Aus Noise und Drones, aus Lärm gar besteht „La lune rouge“, aus dem sich ein langsamer Rhythmus herausarbeitet, mit schwankenden Tonhöhen und Intensitäten, und darin eingebettet, beinahe verschwunden erklingt eine verzerrte stimme. Zum Ende leiten Glockenläuten und eine Flöte über zu „Notre dame de bon secours“, das man beinahe als Mittelalter-Synthiepop auffassen kann. Der Song steigert sich in analoge Schlaginstrumente hinein und läuft in einem Dudelsack-Pandämonium aus. Dem abschließenden „L’empoisonneuse (Le serpent verde)“ merkt man nicht an, dass es über neun Minuten lang ist: Mit Glockenschlägen und einem Mönchschor beginnt das Lied, Von Helvet singt rauh und knarzig wie Mark Lanegan, eine Hurdy Gurdy und ein mittelalterlicher Rhythmus übernehmen, zuletzt kratzen die Streicher wieder und eine Schar Haustiere geleitet die Hörenden zurück in die Realität.

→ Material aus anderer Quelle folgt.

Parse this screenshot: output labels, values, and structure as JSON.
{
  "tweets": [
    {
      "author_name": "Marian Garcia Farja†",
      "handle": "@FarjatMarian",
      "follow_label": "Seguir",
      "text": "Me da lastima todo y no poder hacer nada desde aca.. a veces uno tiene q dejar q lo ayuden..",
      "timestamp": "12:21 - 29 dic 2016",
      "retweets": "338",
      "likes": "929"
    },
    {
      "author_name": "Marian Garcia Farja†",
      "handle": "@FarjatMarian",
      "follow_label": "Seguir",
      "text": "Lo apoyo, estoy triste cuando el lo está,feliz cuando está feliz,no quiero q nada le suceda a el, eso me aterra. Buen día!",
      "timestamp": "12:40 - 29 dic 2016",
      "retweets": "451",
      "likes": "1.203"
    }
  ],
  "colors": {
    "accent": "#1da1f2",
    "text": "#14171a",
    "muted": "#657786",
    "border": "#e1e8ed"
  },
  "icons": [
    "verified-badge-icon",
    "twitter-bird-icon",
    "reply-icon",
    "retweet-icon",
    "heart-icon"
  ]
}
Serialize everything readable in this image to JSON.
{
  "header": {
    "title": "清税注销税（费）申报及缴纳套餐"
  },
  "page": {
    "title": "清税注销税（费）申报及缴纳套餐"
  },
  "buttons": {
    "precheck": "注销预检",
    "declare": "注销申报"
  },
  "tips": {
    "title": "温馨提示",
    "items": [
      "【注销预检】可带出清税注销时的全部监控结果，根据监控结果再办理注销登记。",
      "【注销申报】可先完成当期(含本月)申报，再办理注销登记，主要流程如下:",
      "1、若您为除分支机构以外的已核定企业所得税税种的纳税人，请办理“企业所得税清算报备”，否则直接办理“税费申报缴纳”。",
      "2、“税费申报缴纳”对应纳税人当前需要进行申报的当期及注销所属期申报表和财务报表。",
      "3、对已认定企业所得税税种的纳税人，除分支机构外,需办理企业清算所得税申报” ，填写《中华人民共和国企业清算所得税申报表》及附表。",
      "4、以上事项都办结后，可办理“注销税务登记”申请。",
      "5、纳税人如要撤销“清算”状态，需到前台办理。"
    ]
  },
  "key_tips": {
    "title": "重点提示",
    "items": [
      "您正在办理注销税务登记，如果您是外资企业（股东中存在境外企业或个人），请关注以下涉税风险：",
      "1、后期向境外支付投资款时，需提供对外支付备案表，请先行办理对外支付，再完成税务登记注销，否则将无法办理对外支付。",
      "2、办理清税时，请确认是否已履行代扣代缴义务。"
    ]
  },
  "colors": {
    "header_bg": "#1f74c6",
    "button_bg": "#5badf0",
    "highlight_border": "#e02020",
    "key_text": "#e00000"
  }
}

Zwar bedient sich Von Helvet hier vertrauter Sounds aus vertrauten Genres, doch ordnet er sie nach eigenem Regularium an und kreiert wahrhaftig einen Soundtrack zur bretonischen Mythologie, der jener würdig ist, zudem gleichsam zugänglich wie unangepasst. Geboren in der Bretagne, arbeitet der multimedial ausgerichtete Künstler inzwischen von Brüssel aus. Außer als Hoel Von Helvet und Yeun Elez ist oder war er auch bei Projekten mit so klangvollen Namen wie Yersinia Pestis und Techno Thriller beteiligt. Da gibt es noch einiges zu entdecken! Bewusst wahrzunehmen sind auf diesem Album übrigens nicht: der Ankou und das Dorf der Unbeugsamen, da hat die Bretagne noch weit mehr zu bieten.